第百九話 信念(3/8)
「氷室くん、次もいけるかい?」
「はい、投げさせてください」
ベンチに戻ると、伊達さんがあっくんに確認。球数的にも完投はない。あっくんを勝たせるための攻撃のチャンスはイニングにしてあと2回と考えた方が良さそうだね……
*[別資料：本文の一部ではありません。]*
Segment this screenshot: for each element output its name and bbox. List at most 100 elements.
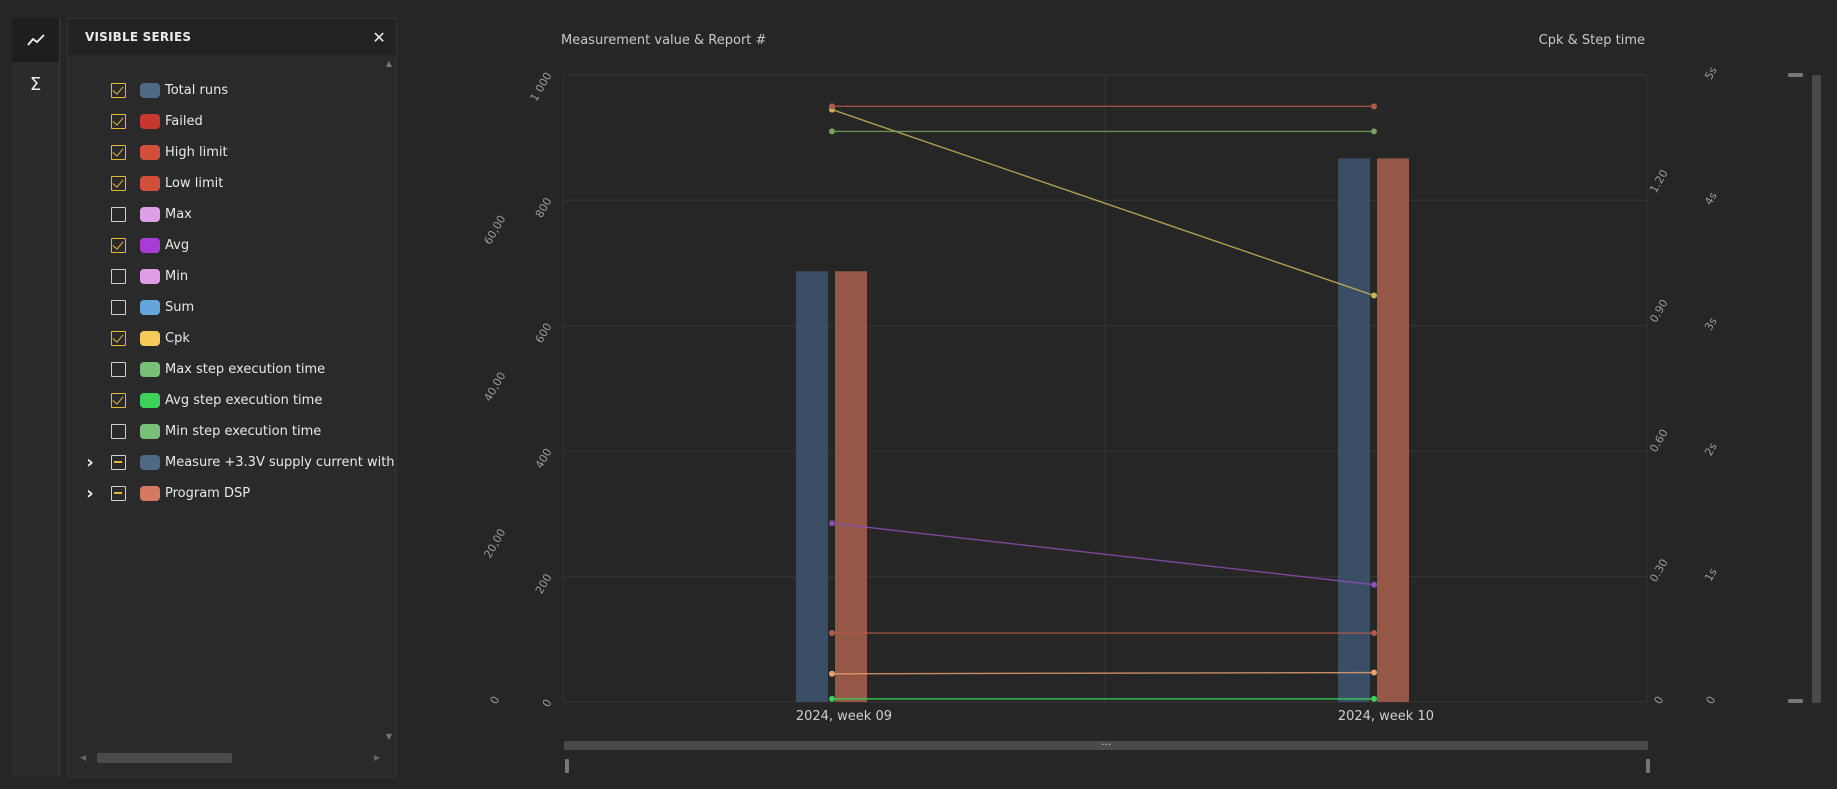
- series-item[interactable]: Failed: [68, 106, 396, 137]
- series-checkbox[interactable]: [111, 331, 126, 346]
- series-label: Cpk: [165, 331, 190, 346]
- sigma-icon[interactable]: Σ: [29, 73, 42, 95]
- series-label: High limit: [165, 145, 228, 160]
- cpk-tick-label: 0.30: [1647, 557, 1671, 585]
- step_time-tick-label: 3s: [1702, 315, 1720, 333]
- close-icon[interactable]: ✕: [372, 27, 386, 47]
- series-item[interactable]: Max: [68, 199, 396, 230]
- series-checkbox[interactable]: [111, 424, 126, 439]
- series-list: Total runs Failed High limit Low limit Max Av…: [68, 75, 396, 509]
- series-checkbox[interactable]: [111, 486, 126, 501]
- step_time-tick-label: 5s: [1702, 64, 1720, 82]
- bar: [1338, 158, 1370, 703]
- measurement-tick-label: 60,00: [481, 213, 508, 247]
- series-point: [829, 630, 835, 637]
- series-label: Total runs: [165, 83, 229, 98]
- step_time-tick-label: 4s: [1702, 190, 1720, 208]
- color-swatch: [140, 424, 160, 439]
- series-item[interactable]: High limit: [68, 137, 396, 168]
- range-slider-y[interactable]: [1812, 75, 1821, 703]
- series-item[interactable]: Sum: [68, 292, 396, 323]
- color-swatch: [140, 238, 160, 253]
- measurement-tick-label: 20,00: [481, 527, 508, 561]
- visible-series-panel: VISIBLE SERIES ✕ ▲ Total runs Failed High …: [67, 18, 397, 778]
- color-swatch: [140, 176, 160, 191]
- series-line: [831, 671, 1375, 675]
- series-item[interactable]: Avg step execution time: [68, 385, 396, 416]
- series-checkbox[interactable]: [111, 83, 126, 98]
- color-swatch: [140, 455, 160, 470]
- series-item[interactable]: Min: [68, 261, 396, 292]
- series-checkbox[interactable]: [111, 207, 126, 222]
- cpk-tick-label: 0.60: [1647, 427, 1671, 455]
- x-tick-label: 2024, week 09: [796, 709, 892, 724]
- grip-icon[interactable]: ···: [1101, 740, 1111, 751]
- chevron-right-icon[interactable]: ›: [86, 483, 94, 504]
- panel-header: VISIBLE SERIES ✕: [68, 19, 396, 55]
- series-point: [829, 520, 835, 527]
- series-point: [829, 128, 835, 135]
- series-label: Measure +3.3V supply current with: [165, 455, 395, 470]
- cpk-tick-label: 0.90: [1647, 297, 1671, 325]
- x-tick-label: 2024, week 10: [1338, 709, 1434, 724]
- bar: [835, 271, 867, 702]
- series-checkbox[interactable]: [111, 455, 126, 470]
- measurement-tick-label: 40,00: [481, 370, 508, 404]
- color-swatch: [140, 486, 160, 501]
- series-checkbox[interactable]: [111, 393, 126, 408]
- chevron-right-icon[interactable]: ›: [86, 452, 94, 473]
- series-item[interactable]: Total runs: [68, 75, 396, 106]
- series-item[interactable]: Max step execution time: [68, 354, 396, 385]
- scroll-down-icon[interactable]: ▼: [385, 732, 392, 741]
- range-handle-top[interactable]: [1788, 73, 1803, 77]
- series-checkbox[interactable]: [111, 300, 126, 315]
- series-point: [1371, 581, 1377, 588]
- series-point: [1371, 128, 1377, 135]
- series-item[interactable]: › Measure +3.3V supply current with: [68, 447, 396, 478]
- color-swatch: [140, 362, 160, 377]
- step_time-tick-label: 1s: [1702, 566, 1720, 584]
- scroll-left-icon[interactable]: ◀: [80, 753, 87, 762]
- series-label: Min step execution time: [165, 424, 322, 439]
- series-label: Sum: [165, 300, 195, 315]
- scroll-right-icon[interactable]: ▶: [373, 753, 380, 762]
- series-item[interactable]: Avg: [68, 230, 396, 261]
- measurement-tick-label: 0: [488, 694, 503, 707]
- series-label: Max step execution time: [165, 362, 326, 377]
- series-checkbox[interactable]: [111, 238, 126, 253]
- cpk-tick-label: 0: [1652, 694, 1667, 707]
- series-checkbox[interactable]: [111, 269, 126, 284]
- series-label: Low limit: [165, 176, 224, 191]
- grid: [563, 74, 1647, 703]
- range-handle-right[interactable]: [1646, 759, 1650, 773]
- scrollbar-thumb[interactable]: [97, 753, 232, 763]
- bars: [796, 158, 1409, 703]
- series-checkbox[interactable]: [111, 114, 126, 129]
- step_time-tick-label: 0: [1704, 694, 1719, 707]
- horizontal-scrollbar[interactable]: ◀ ▶: [80, 753, 380, 763]
- report-tick-label: 400: [533, 446, 555, 471]
- range-slider-x[interactable]: [564, 741, 1648, 750]
- series-item[interactable]: › Program DSP: [68, 478, 396, 509]
- series-checkbox[interactable]: [111, 145, 126, 160]
- series-item[interactable]: Min step execution time: [68, 416, 396, 447]
- series-point: [1371, 669, 1377, 676]
- series-label: Min: [165, 269, 189, 284]
- range-handle-left[interactable]: [565, 759, 569, 773]
- color-swatch: [140, 300, 160, 315]
- color-swatch: [140, 331, 160, 346]
- series-item[interactable]: Cpk: [68, 323, 396, 354]
- series-item[interactable]: Low limit: [68, 168, 396, 199]
- series-line: [831, 522, 1375, 586]
- range-handle-bottom[interactable]: [1788, 699, 1803, 703]
- scroll-up-icon[interactable]: ▲: [385, 59, 392, 68]
- color-swatch: [140, 114, 160, 129]
- series-checkbox[interactable]: [111, 362, 126, 377]
- series-point: [1371, 103, 1377, 110]
- report-tick-label: 1 000: [528, 70, 555, 104]
- series-label: Max: [165, 207, 192, 222]
- series-checkbox[interactable]: [111, 176, 126, 191]
- series-point: [1371, 630, 1377, 637]
- line-chart-icon[interactable]: [12, 18, 59, 62]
「5回の表、バニーズの攻撃。9番ショート、宇井。背番号24」
この回はアタシに回る。けど3人目。点差的にも出てもらわないといけないけど……
「あけみん!そろそろ1本頼むで!」
(そうしたいのは山々っすけど……)
「ストライク!バッターアウト!」
「チェンジアップ!空振り三振!」
(やっぱりこういうのはまだ……)
「うーん、全然タイミング合わんなぁ……」
「二軍でも微妙やったし、まだまだこれからやろ」
「高卒ルーキーが"守備の人"やれてるだけでも十分すぎるわ」
朱美ちゃんにはまだ荷が重いか。
「1番サード、月出里。背番号24」
「5回の裏、4-1、ビリオンズリード。ワンナウトランナーなしで打順は三巡目に入ります。今日も1番でスタメンの月出里。今日はここまで1打数無安打1四球。十握との首位打者争いには一歩リードを許してる状況。3年連続シーズン最終戦勝利のためにも、ここは何とか1本が欲しいところ……」
「ストライーク!」
うーん、何か今日の逢ちゃんは妙に大振り。首位打者がかかってるのに……
「ちょうちょ!いつも通りでええんやぞ!」
「たまにちょうちょこうなるよなぁ」
「点差的にも普通に塁出たらええのに……」
(ッせぇな……)
「!!!痛烈!しかしサード止めた!」
「「「「「おおおおおっ!!!」」」」」
「ちょうちょ!こぼしとるで!!」
「ダッシュやダッシュ!」
「アウトォォォ!!!」
「間に合いました!これでツーアウト!!」
多分アウトだけど、ちょっと微妙なとこ……
(うーん、1回失敗して後がないけど、リクエストするべきか……十握くんとの兼ね合いもあるし、3点ビハインドでこの出塁1つに使うのは……)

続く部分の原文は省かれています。